I recently did this, and it wasn't easy at first because I was using a razor blade. Go to any home supply store and get a paint scraper like this. It makes the job so much easier as you won't have a razor blade digging into your fingers.
Good luck


----------



## CLUSTER ONE (Aug 2, 2006)

I like blades like this as they have the metal spine so their backs don't dig into your fingers.

My link


----------



## Piranha_man (Jan 29, 2005)

CLUSTER ONE said:


> Razor is pretty easy depending on the paint you used. Any latex, kylon fusion should razor off pretty cleanly. I wouldnt use any chemicals as a razor should be able to take it off. I have taken of krylon easily before after it dried and I noticed crap under it and wanted to redo it.
> 
> Personally I'd keep black over blue for a FW tank.


My manufacturing department for RamAir uses those scrapers... I'll just grab one of them off a table.

Cluster, why don't ya like blue for FW?
I'm trying to "lighten things up" a bit in there, but don't wanna make it look goofy...

p.s. Thanks for the responses... def. going with the razor scraper.


----------



## e46markus (Dec 9, 2010)

I'd have to agree with Cluster on this one (no pun intended), black just seems how do you say it more "classy"







. You may have already done this but look at some pics of sky blue backgrounds..better then going through the work of taking the existing paint off. I always thought a dark deeper blue would look pretty neat.


----------



## Sacrifice (Sep 24, 2006)

For some reason Sky blue always reminds me of crappy lfs. It seems petco and petsmart around here always have crappy sky blue background on all of their tanks.

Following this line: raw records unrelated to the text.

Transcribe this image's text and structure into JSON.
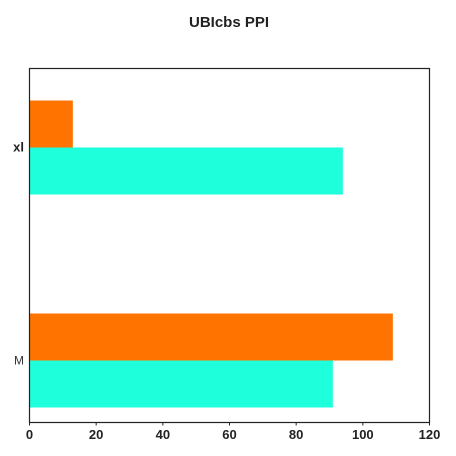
{
  "chart_data": {
    "type": "bar",
    "orientation": "horizontal",
    "title": "UBIcbs PPI",
    "categories": [
      "M",
      "xl"
    ],
    "series": [
      {
        "color": "#1effdc",
        "values": [
          91,
          94
        ]
      },
      {
        "color": "#ff7300",
        "values": [
          109,
          13
        ]
      }
    ],
    "xlim": [
      0,
      120
    ],
    "xticks": [
      0,
      20,
      40,
      60,
      80,
      100,
      120
    ],
    "grid": false,
    "legend": "none"
  }
}
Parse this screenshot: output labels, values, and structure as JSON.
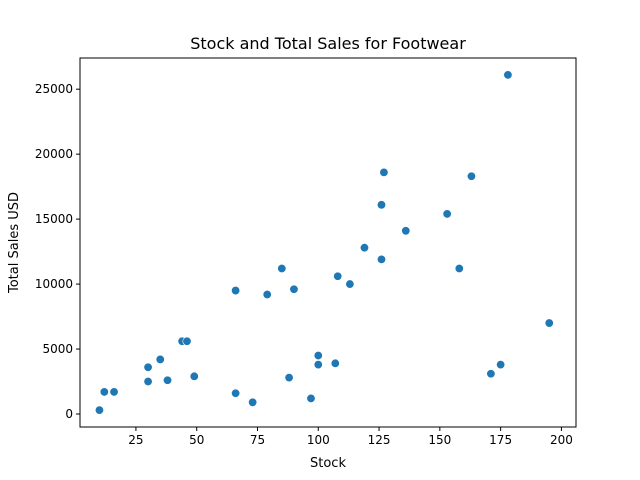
{
  "chart_data": {
    "type": "scatter",
    "title": "Stock and Total Sales for Footwear",
    "xlabel": "Stock",
    "ylabel": "Total Sales USD",
    "xlim": [
      2,
      206
    ],
    "ylim": [
      -1000,
      27400
    ],
    "xticks": [
      25,
      50,
      75,
      100,
      125,
      150,
      175,
      200
    ],
    "yticks": [
      0,
      5000,
      10000,
      15000,
      20000,
      25000
    ],
    "grid": false,
    "color": "#1f77b4",
    "points": [
      {
        "x": 10,
        "y": 300
      },
      {
        "x": 12,
        "y": 1700
      },
      {
        "x": 16,
        "y": 1700
      },
      {
        "x": 30,
        "y": 3600
      },
      {
        "x": 30,
        "y": 2500
      },
      {
        "x": 35,
        "y": 4200
      },
      {
        "x": 38,
        "y": 2600
      },
      {
        "x": 44,
        "y": 5600
      },
      {
        "x": 46,
        "y": 5600
      },
      {
        "x": 49,
        "y": 2900
      },
      {
        "x": 66,
        "y": 9500
      },
      {
        "x": 66,
        "y": 1600
      },
      {
        "x": 73,
        "y": 900
      },
      {
        "x": 79,
        "y": 9200
      },
      {
        "x": 85,
        "y": 11200
      },
      {
        "x": 88,
        "y": 2800
      },
      {
        "x": 90,
        "y": 9600
      },
      {
        "x": 97,
        "y": 1200
      },
      {
        "x": 100,
        "y": 4500
      },
      {
        "x": 100,
        "y": 3800
      },
      {
        "x": 107,
        "y": 3900
      },
      {
        "x": 108,
        "y": 10600
      },
      {
        "x": 113,
        "y": 10000
      },
      {
        "x": 119,
        "y": 12800
      },
      {
        "x": 126,
        "y": 16100
      },
      {
        "x": 126,
        "y": 11900
      },
      {
        "x": 127,
        "y": 18600
      },
      {
        "x": 136,
        "y": 14100
      },
      {
        "x": 153,
        "y": 15400
      },
      {
        "x": 158,
        "y": 11200
      },
      {
        "x": 163,
        "y": 18300
      },
      {
        "x": 171,
        "y": 3100
      },
      {
        "x": 175,
        "y": 3800
      },
      {
        "x": 178,
        "y": 26100
      },
      {
        "x": 195,
        "y": 7000
      }
    ]
  }
}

If anything I've debated doing midnight blue before.


----------



## CLUSTER ONE (Aug 2, 2006)

Piranha_man said:


> Razor is pretty easy depending on the paint you used. Any latex, kylon fusion should razor off pretty cleanly. I wouldnt use any chemicals as a razor should be able to take it off. I have taken of krylon easily before after it dried and I noticed crap under it and wanted to redo it.
> 
> Personally I'd keep black over blue for a FW tank.


My manufacturing department for RamAir uses those scrapers... I'll just grab one of them off a table.

Cluster, why don't ya like blue for FW?
I'm trying to "lighten things up" a bit in there, but don't wanna make it look goofy...

p.s. Thanks for the responses... def. going with the razor scraper.








[/quote]

It is just my personal preferance. I have blue on my reef tank but I prefer black for fw tanks as reefs are usually bright while fw tanks IMO don't look as good with a bright blue background. You could always try it for a bit to see if you like the blue and if not sitch back. You could also go with one of those twosided blue and black backgrounds so you can flip it if you want though i like paint over the vinyl as paint gives you a uniform background


----------